Above all, in the spring and summer
between the loss of his love and his marriage, he
engaged eagerly in volunteering, becoming quartermaster,
paymaster, secretary, and captain in the Edinburgh
Light Horse an occupation which has left
at least as much impression on his work as Gibbon’s
equally famous connection with the Hampshire Militia
on his. His friendships continued and multiplied;
and he began with the sisters of some of his friends,
especially Miss Cranstoun (his chief confidante in
the ‘Green Mantle’ business) and Miss Erskine,
the first, or the first known to us, of those interesting
correspondences with ladies which show him perhaps
at his very best. For in them he plays neither
jack-pudding, nor coxcomb, nor sentimentalist, nor
any of the involuntary counterparts which men in such
cases are too apt to play; and they form not the least
of his titles to the great name of gentleman.
But by far the most important contribution
of these six or seven years to his ‘making’
was the further acquaintance with the scenery, and
customs, and traditions, and dialects, and local history
of his own country, which his greater independence,
enlarged circle of friends, and somewhat increased
means enabled him to acquire. It is quite true
that to a man with his gifts any microcosm will do
for a macrocosm in miniature. I have heard in
conversation (I forget whether it is in any of the
books) that he picked up the word ‘whomled’
(= ’bucketed over’ ’turned
like a tub’), which adds so much to the description
of the nautical misfortune of Claud Halcro and Triptolemus
in The Pirate, by overhearing it from a scold
in the Grassmarket. But still the enlarged experience
could not but be of the utmost value. It was during
these years that he saw Glamis Castle in its unspoiled
state, during these that, in connection with the case
of the unfortunate but rather happily named devotee
of Bacchus and Venus, M’Naught, he explored
Galloway, and obtained the decorations and scenery,
if not the story, of Guy Mannering.
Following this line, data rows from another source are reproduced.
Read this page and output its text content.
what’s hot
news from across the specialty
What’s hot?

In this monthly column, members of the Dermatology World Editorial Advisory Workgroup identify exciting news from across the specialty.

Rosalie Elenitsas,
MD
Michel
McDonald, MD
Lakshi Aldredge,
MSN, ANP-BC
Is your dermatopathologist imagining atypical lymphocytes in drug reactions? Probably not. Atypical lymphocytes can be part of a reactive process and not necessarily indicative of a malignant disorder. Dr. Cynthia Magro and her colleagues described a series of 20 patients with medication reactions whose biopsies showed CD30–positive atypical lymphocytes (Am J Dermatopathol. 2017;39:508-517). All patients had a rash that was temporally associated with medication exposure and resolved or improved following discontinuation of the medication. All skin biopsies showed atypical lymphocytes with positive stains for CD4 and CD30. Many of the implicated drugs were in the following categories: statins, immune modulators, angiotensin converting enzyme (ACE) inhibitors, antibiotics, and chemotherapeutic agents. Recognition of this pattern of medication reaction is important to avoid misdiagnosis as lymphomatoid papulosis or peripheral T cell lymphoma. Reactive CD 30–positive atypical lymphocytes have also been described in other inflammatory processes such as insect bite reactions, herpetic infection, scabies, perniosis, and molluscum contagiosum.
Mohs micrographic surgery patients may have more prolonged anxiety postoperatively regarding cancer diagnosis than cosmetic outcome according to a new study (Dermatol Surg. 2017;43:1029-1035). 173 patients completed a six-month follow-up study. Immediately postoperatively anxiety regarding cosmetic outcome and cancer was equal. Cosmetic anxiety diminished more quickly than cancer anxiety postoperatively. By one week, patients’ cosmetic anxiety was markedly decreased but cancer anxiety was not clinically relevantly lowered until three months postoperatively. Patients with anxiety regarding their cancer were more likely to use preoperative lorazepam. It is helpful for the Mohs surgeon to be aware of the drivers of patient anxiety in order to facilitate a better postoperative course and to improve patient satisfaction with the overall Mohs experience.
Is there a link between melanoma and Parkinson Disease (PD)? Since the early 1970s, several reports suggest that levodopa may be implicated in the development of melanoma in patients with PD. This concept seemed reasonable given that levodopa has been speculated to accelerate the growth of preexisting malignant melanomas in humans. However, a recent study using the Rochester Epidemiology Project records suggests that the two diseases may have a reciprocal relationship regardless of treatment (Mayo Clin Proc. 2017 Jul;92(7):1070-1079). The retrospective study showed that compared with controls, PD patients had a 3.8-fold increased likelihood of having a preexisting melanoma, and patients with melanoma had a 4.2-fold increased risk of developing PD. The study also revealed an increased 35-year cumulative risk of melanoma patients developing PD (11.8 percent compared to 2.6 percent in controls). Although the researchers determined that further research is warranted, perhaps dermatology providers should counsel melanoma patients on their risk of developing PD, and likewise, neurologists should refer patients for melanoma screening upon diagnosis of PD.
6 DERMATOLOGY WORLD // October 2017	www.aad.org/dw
He
also repeated his visits to the English side of the
Border, not merely on the occasion during which he
met Miss Carpenter, but earlier, in a second excursion
to Northumberland.
But, above all, these were the years
of his famous ‘raids’ into Liddesdale,
then one of the most inaccessible districts of Scotland,
under the guidance of Mr. Shortreed of Jedburgh raids
which completed the information for Guy Mannering,
which gave him much of the material for the Minstrelsy,
and the history of which has, I think, delighted every
one of his readers and biographers, except one or two
who have been scandalised at the exquisite story of
the Arrival of the Keg. Of these let us not speak,
but, regarding them with a tender pity not unmixed
with wonder, pass to the beginnings of his actual literary
life and to the history of his early married years.
The literature a little preceded the life; but the
life certainly determined the growth of the literature.